Savage Young Dü brings together 69 tracks (47 previously unissued) stretching from the band’s very beginnings through their second LP Everything Falls Apart. The recordings range from basement demos, live soundboard recordings, and session master tapes and detail the evolution of a band who moved with a rapidity fitting the pace at which they played. What’s truly enlightening about Savage Young Dü is its insight into that shift. When the band released their debut Land Speed Record, its extraordinary no-nonsense chaos felt otherworldly, but Savage Young Dü gives us two discs of build up before we see the Hüskers operating as a well-oiled machine. These early recordings show a group of kids drawn together by the punk movement, trying to do something themselves. While there are some early knockouts (“Do You Remember?” and “Sore Eyes”) there are also a few misses and growing pains. A cover of Johnny Thunders’ “Chinese Rocks” gives a great look at the collective’s early vision of a sound worth emulating and sillier tracks like “Do The Bee” humanize the band, giving insight into the days before they would become an institution.

Furthering the contextualization of this time in Hüsker Dü history is the set’s 108 page booklet which includes an extensive essay by Erin Osmon. Osmon lays down the setting of Minneapolis in 1979, the home of Prince and also a scene in need of a kickstart with its initial crop of punk bands either gone or drowning in the sweep of new wave. The Hüskers enter as a distinctively St. Paul act. They’re working class, rugged in comparison to the hipper Minneapolis. They would become the centerpiece of punk’s upswing in Minneapolis with new bands like The Replacements and Loud Fast Rules forming and out of town acts like Mission of Burma and DOA coming to play clubs like the 7th St. Entry. The objective for the Hüskers was to be the fastest band in town, which they were, but Osmon emphasizes the impact of the band’s early treks to the west coast. Taking residencies in places like Calgary, Vancouver, and San Francisco, they would stay in the same place for weeks at a time, playing every night and oftentimes multiple times a night getting tighter and tighter. They would absorb the influence of west coast bands like the Dead Kennedys, Black Flag, and the Minutemen and return to Minneapolis faster, tighter, and deadly serious.

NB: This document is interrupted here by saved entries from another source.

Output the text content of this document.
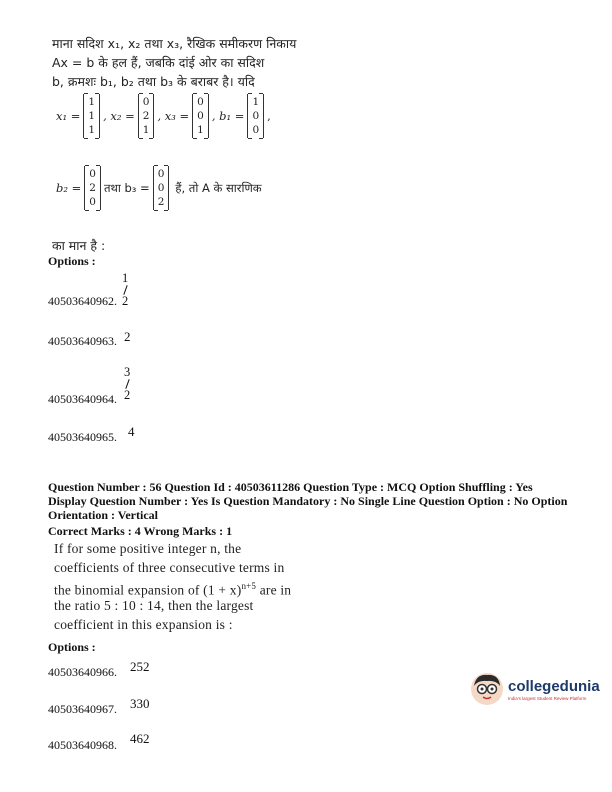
माना सदिश x₁, x₂ तथा x₃, रैखिक समीकरण निकाय
Ax = b के हल हैं, जबकि दांई ओर का सदिश
b, क्रमशः b₁, b₂ तथा b₃ के बराबर है। यदि
x₁ =
1
1
1
, x₂ =
0
2
1
, x₃ =
0
0
1
, b₁ =
1
0
0
,
b₂ =
0
2
0
तथा b₃ =
0
0
2
हैं, तो A के सारणिक
का मान है :
Options :
40503640962.
1
2
40503640963. 2
40503640964.
3
2
40503640965. 4
Question Number : 56 Question Id : 40503611286 Question Type : MCQ Option Shuffling : Yes
Display Question Number : Yes Is Question Mandatory : No Single Line Question Option : No Option
Orientation : Vertical
Correct Marks : 4 Wrong Marks : 1
If for some positive integer n, the
coefficients of three consecutive terms in
the binomial expansion of $(1 + x)^{n+5}$ are in
the ratio 5 : 10 : 14, then the largest
coefficient in this expansion is :
Options :
40503640966. 252
40503640967. 330
40503640968. 462
collegedunia
India's largest Student Review Platform
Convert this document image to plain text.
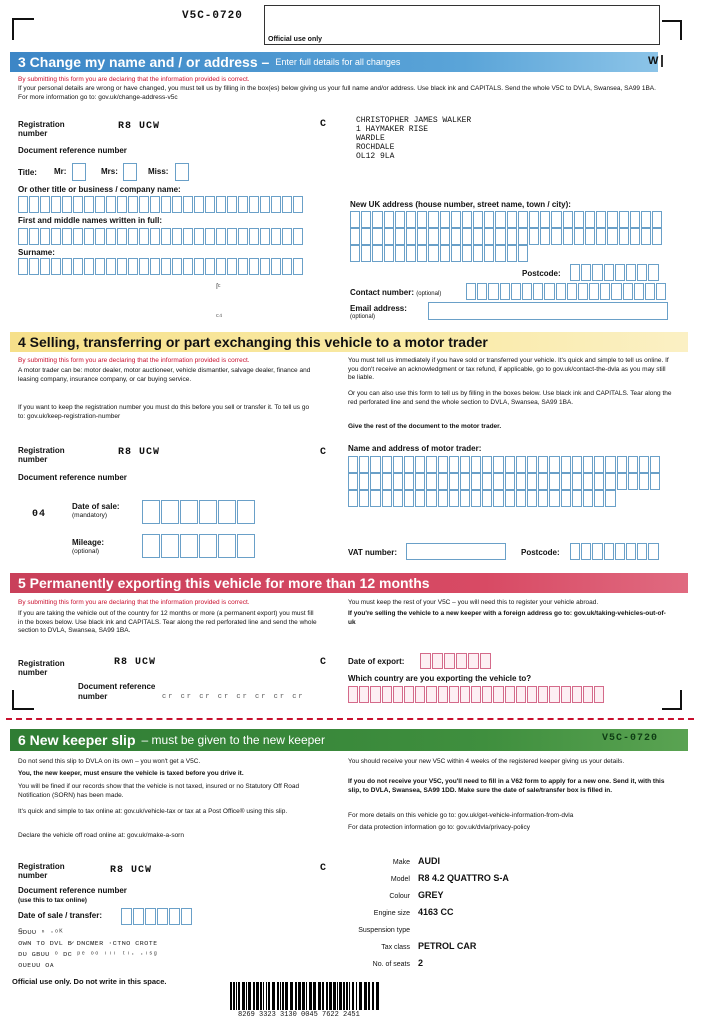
V5C-0720
Official use only
3 Change my name and / or address – Enter full details for all changes	W
By submitting this form you are declaring that the information provided is correct.
If your personal details are wrong or have changed, you must tell us by filling in the box(es) below giving us your full name and/or address. Use black ink and CAPITALS. Send the whole V5C to DVLA, Swansea, SA99 1BA. For more information go to: gov.uk/change-address-v5c
Registration number
R8 UCW	C
Document reference number
Title: Mr:	Mrs:	Miss:
Or other title or business / company name:
First and middle names written in full:
Surname:
ſᶜ
ᶜ⁴
CHRISTOPHER JAMES WALKER
1 HAYMAKER RISE
WARDLE
ROCHDALE
OL12 9LA
New UK address (house number, street name, town / city):
Postcode:
Contact number: (optional)
Email address:
(optional)
4 Selling, transferring or part exchanging this vehicle to a motor trader
By submitting this form you are declaring that the information provided is correct.
A motor trader can be: motor dealer, motor auctioneer, vehicle dismantler, salvage dealer, finance and leasing company, insurance company, or car buying service.
If you want to keep the registration number you must do this before you sell or transfer it. To tell us go to: gov.uk/keep-registration-number
You must tell us immediately if you have sold or transferred your vehicle. It's quick and simple to tell us online. If you don't receive an acknowledgment or tax refund, if applicable, go to gov.uk/contact-the-dvla as you may still be liable.
Or you can also use this form to tell us by filling in the boxes below. Use black ink and CAPITALS. Tear along the red perforated line and send the whole section to DVLA, Swansea, SA99 1BA.
Give the rest of the document to the motor trader.
Registration number
R8 UCW	C
Document reference number
04
Date of sale:
(mandatory)
Mileage:
(optional)
Name and address of motor trader:
VAT number:	Postcode:
5 Permanently exporting this vehicle for more than 12 months
By submitting this form you are declaring that the information provided is correct.
If you are taking the vehicle out of the country for 12 months or more (a permanent export) you must fill in the boxes below. Use black ink and CAPITALS. Tear along the red perforated line and send the whole section to DVLA, Swansea, SA99 1BA.
You must keep the rest of your V5C – you will need this to register your vehicle abroad.
If you're selling the vehicle to a new keeper with a foreign address go to: gov.uk/taking-vehicles-out-of-uk
Registration number
R8 UCW	C
Document reference number	cr cr cr cr cr cr cr cr
Date of export:
Which country are you exporting the vehicle to?
6 New keeper slip – must be given to the new keeper	V5C-0720
Do not send this slip to DVLA on its own – you won't get a V5C.
You, the new keeper, must ensure the vehicle is taxed before you drive it.
You will be fined if our records show that the vehicle is not taxed, insured or no Statutory Off Road Notification (SORN) has been made.
It's quick and simple to tax online at: gov.uk/vehicle-tax or tax at a Post Office® using this slip.
Declare the vehicle off road online at: gov.uk/make-a-sorn
You should receive your new V5C within 4 weeks of the registered keeper giving us your details.
If you do not receive your V5C, you'll need to fill in a V62 form to apply for a new one. Send it, with this slip, to DVLA, Swansea, SA99 1DD. Make sure the date of sale/transfer box is filled in.
For more details on this vehicle go to: gov.uk/get-vehicle-information-from-dvla
For data protection information go to: gov.uk/dvla/privacy-policy
Registration number	R8 UCW	C
Document reference number
(use this to tax online)
Date of sale / transfer:
Ꞩᴅᴜᴜ ⁿ ·ᵒᴷ
ᴏᴡɴ ᴛᴏ ᴅᴠʟ ʙ̷ ᴅɴᴄᴍᴇʀ ·ᴄᴛɴᴏ ᴄʀᴏᴛᴇ
ᴅᴜ ɢʙᴜᴜ ᵒ ᴅᴄ ᵖᵉ ᵒᵒ ᶦᶦᶦ ᵗᶦ· ·ᶦˢᵍ
ᴏᴜᴇᴜᴜ ᴏᴀ
Official use only. Do not write in this space.
Make AUDI
Model R8 4.2 QUATTRO S-A
Colour GREY
Engine size 4163 CC
Suspension type
Tax class PETROL CAR
No. of seats 2
8269 3323 3130 0045 7622 2451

This return back to the Twin Cities would be documented in a recorded show at the Entry which would be released as Land Speed Record. The tracks from Land Speed included on Savage Young Dü come from an audio/video recording of the band just a couple weeks after the Land Speed show. “Speed” is the operative word to describe these songs—both in their runtime and for the amphetamines that fueled Grant, Greg, and especially Bob, during the time—but underneath it there’s a deeper sense of melody lining the roar. The band would play a second set the night of the Land Speed show, noteworthy in that it contained about half the songs of the Land Speed set but ran equal in time. These tracks are among the standout of the entire box, most notably the version of “Diane” which swirls in chaos and features a heart-stopping vocal from Grant Hart. Norton’s bass is showered in effects while Mould’s arpeggiation, paired with Hart’s constant cymbal crashing create a nonstop paranoiac threat. Hart’s vocals, low in the mix, breakthrough the surrounding swell only by the sheer force of his screaming. “Diane” may be the first truly great Hüsker Dü track and this version shows the full dynamic power of a band who had made the transformation from good to beyond great.

Savage Young Dü ends with Everything Falls Apart, the band’s second LP, and live versions of songs which would turn up on Metal Circus the band’s first release on the Long Beach label SST. California had helped (pardon the pun) mold the band into the hardcore powerhouse they’d become, but their four releases on the label would bring an immediate influence to their peers and hundreds of bands to come. Hüsker Dü never stopped growing. Noise collage, double LPs, and pure pop, what was never lost was the urgency. Their ambition was clearly stated, to be the best band in the world, and once they got rolling, the world had no choice but to try and catch up.